The lively beach town, Jaco, is just 5 minutes away and a fun place to shop and dine. This bustling place has one main road lined with the colorful decor of small shops and restaurants, just a block up from the beach. Known for its Costa Rican Art, this was definitely our favorite town, where I purchased all my gifts to take home.

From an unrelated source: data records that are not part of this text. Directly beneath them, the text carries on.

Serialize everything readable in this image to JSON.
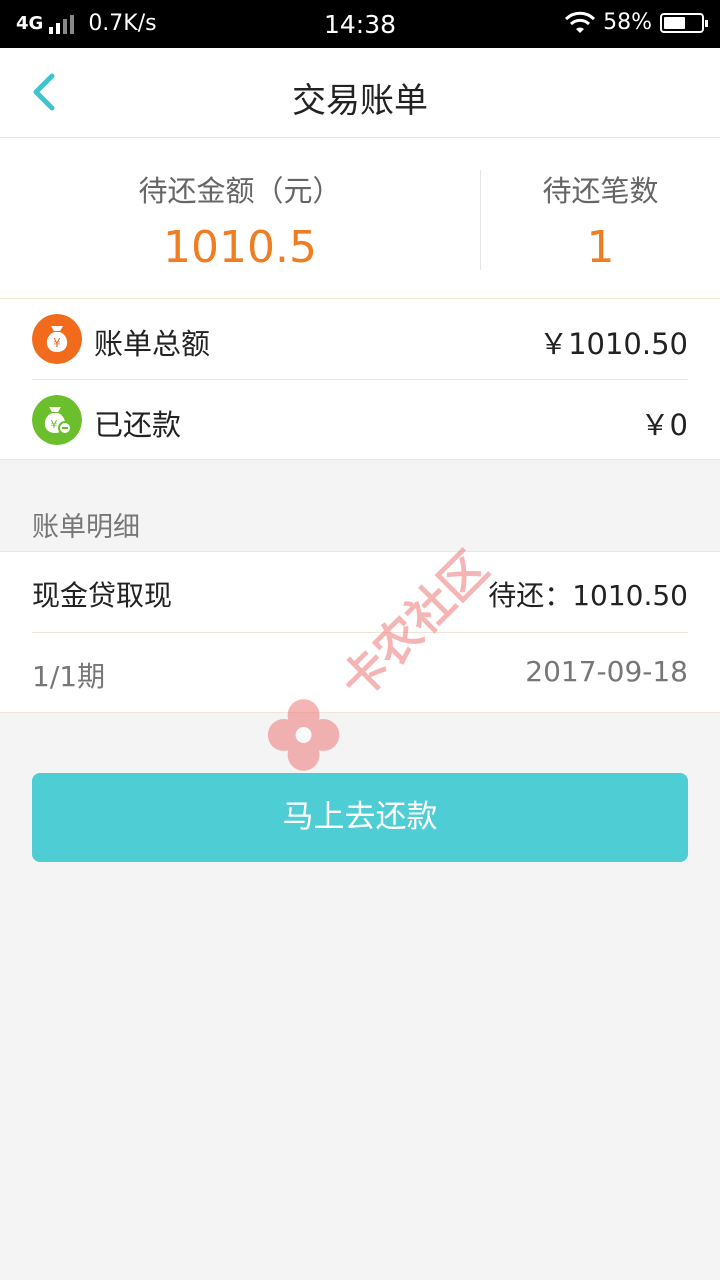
{
  "status_bar": {
    "network": "4G",
    "speed": "0.7K/s",
    "time": "14:38",
    "battery": "58%",
    "battery_level": 0.58
  },
  "nav": {
    "title": "交易账单",
    "back_icon": "chevron-left-icon"
  },
  "summary": {
    "pending_amount_label": "待还金额（元）",
    "pending_amount_value": "1010.5",
    "pending_count_label": "待还笔数",
    "pending_count_value": "1"
  },
  "amounts": [
    {
      "label": "账单总额",
      "value": "￥1010.50",
      "icon": "money-bag-icon",
      "color": "#f26b1d"
    },
    {
      "label": "已还款",
      "value": "￥0",
      "icon": "money-bag-check-icon",
      "color": "#6cbf2c"
    }
  ],
  "details": {
    "section_title": "账单明细",
    "item_name": "现金贷取现",
    "item_status": "待还：1010.50",
    "period": "1/1期",
    "date": "2017-09-18"
  },
  "repay_button": "马上去还款",
  "watermark": "卡农社区",
  "colors": {
    "accent": "#4ecdd4",
    "amount": "#ef7d22",
    "background": "#f4f4f4"
  }
}
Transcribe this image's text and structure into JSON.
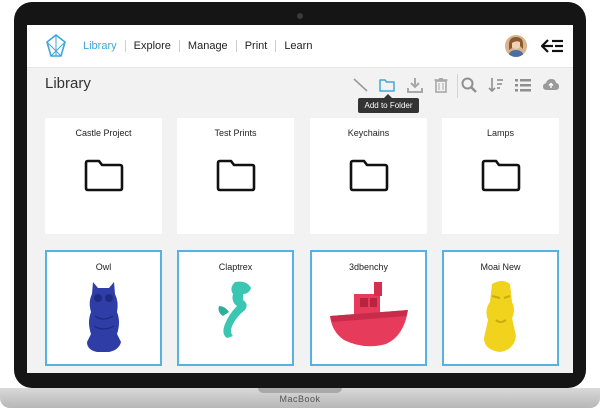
{
  "nav": {
    "items": [
      {
        "label": "Library",
        "active": true
      },
      {
        "label": "Explore",
        "active": false
      },
      {
        "label": "Manage",
        "active": false
      },
      {
        "label": "Print",
        "active": false
      },
      {
        "label": "Learn",
        "active": false
      }
    ]
  },
  "page": {
    "title": "Library",
    "tooltip": "Add to Folder"
  },
  "toolbar": {
    "icons": [
      "edit-icon",
      "folder-icon",
      "download-icon",
      "trash-icon",
      "search-icon",
      "sort-icon",
      "list-view-icon",
      "cloud-upload-icon"
    ]
  },
  "folders": [
    {
      "label": "Castle Project"
    },
    {
      "label": "Test Prints"
    },
    {
      "label": "Keychains"
    },
    {
      "label": "Lamps"
    }
  ],
  "models": [
    {
      "label": "Owl",
      "color": "#2e3ea6"
    },
    {
      "label": "Claptrex",
      "color": "#39c6b3"
    },
    {
      "label": "3dbenchy",
      "color": "#e63b5a"
    },
    {
      "label": "Moai New",
      "color": "#f1d21c"
    }
  ],
  "colors": {
    "accent": "#3fa7d6",
    "model_border": "#56b2e0"
  },
  "device": {
    "label": "MacBook"
  }
}
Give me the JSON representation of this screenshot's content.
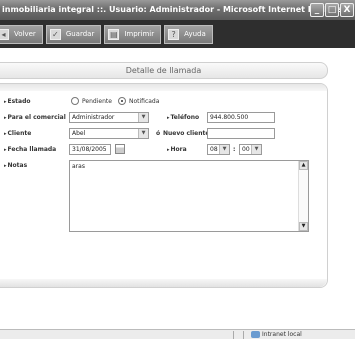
{
  "window": {
    "title": "inmobiliaria integral ::. Usuario: Administrador - Microsoft Internet Explorer",
    "controls": [
      "_",
      "□",
      "X"
    ]
  },
  "toolbar": {
    "back_label": "Volver",
    "save_label": "Guardar",
    "print_label": "Imprimir",
    "help_label": "Ayuda"
  },
  "section": {
    "title": "Detalle de llamada"
  },
  "form": {
    "estado_label": "Estado",
    "estado_options": [
      "Pendiente",
      "Notificada"
    ],
    "estado_selected": "Notificada",
    "comercial_label": "Para el comercial",
    "comercial_value": "Administrador",
    "telefono_label": "Teléfono",
    "telefono_value": "944.800.500",
    "cliente_label": "Cliente",
    "cliente_value": "Abel",
    "or_text": "ó",
    "nuevo_cliente_label": "Nuevo cliente",
    "nuevo_cliente_value": "",
    "fecha_label": "Fecha llamada",
    "fecha_value": "31/08/2005",
    "hora_label": "Hora",
    "hora_value": "08",
    "minuto_value": "00",
    "time_sep": ":",
    "notas_label": "Notas",
    "notas_value": "aras"
  },
  "statusbar": {
    "zone_label": "Intranet local"
  }
}
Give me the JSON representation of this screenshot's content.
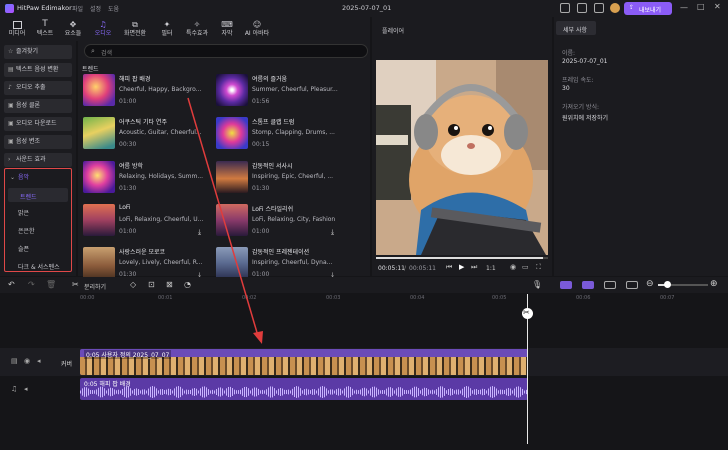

I highly recommend the Poseidon Hotel for dinner. It was here we spent our last night with our new Colorado friends. This fun local restaurant and bar serves tantalizing drinks, and a select few entrees such as fresh fish, steaks and chicken, while listening to live music. The food was gourmet with excellent service and price, $50 for four.

Driving into San Jose was a suicide attempt. We had no choice, it was time to catch our plane and return to the States. I'll never forget the image of two huge semi trucks, one on each side of us, merging together into our lane.

We returned our vehicle in one piece and paid our $16 per person exit fee at the airport. On our flight home, we were already discussing when we will return to Costa Rica, and it will be soon. There is still so much to experience and we only skimmed the top.

Important Information

Money Belt -- Theft can be a problem, so keep it on you.
Swim suits & sarongs -- It is practically all you will wear.
Plastic Bags -- It is hot, humid and wet.
Water Shoes and Thongs -- Your feet will be happy you have them, much of the Pacific coastline and rivers are rocky
Hiking Shoes -- They will get very wet and muddy in the jungle
Bug Repellent -- Don't think you are not getting bit, those mosquito bites can surprise you. Use Avon Skin So Soft over products with deet, It does the job, smells good, and is not toxic.
Benedryl -- Stops the Bites from itching, especially for a restful sleep at night.
Hair Conditioner -- Use along with your shampoo especially in the Zona Sur where the water has a high concentration of calcium that can be very drying to the hair.
First Aid Pack -- Include blister pads for hiking and an antiseptic stick. I suggest Desert Essence Tea Tree Oil stick
Snake Bite Kit -- There are 26 different species of poisonous snakes in Costa Rica
A Hat or Visor & Sunscreen -- Replace your everyday cremes and lotions with a SPF 15-30 Sunscreen
Travelers Checks -- I bought some travelers checks and I am glad I did, AMX covered some stolen out of our Cabina in Pavones.
Other items: Candles, batteries, camera and film


Surfboards, Boogies Boards, Snorkel Gear -- They can be rented or provided anywhere you stay
Water -- There is plenty of bottled water in the markets.


Cell Phones -- U.S. phones do no work in Costa Rica, arrange a calling card to be used at phone booths
Banks -- Closed on Sundays
ATMs -- Can be accessed at the airports for either Colones or Dollars, make sure you let your bank know where and when you will be using an ATM card and that it has a 4 digit (only) pin.
Travel -- Holidays are peak travel times and have higher rates. Children are additional at most accommodations.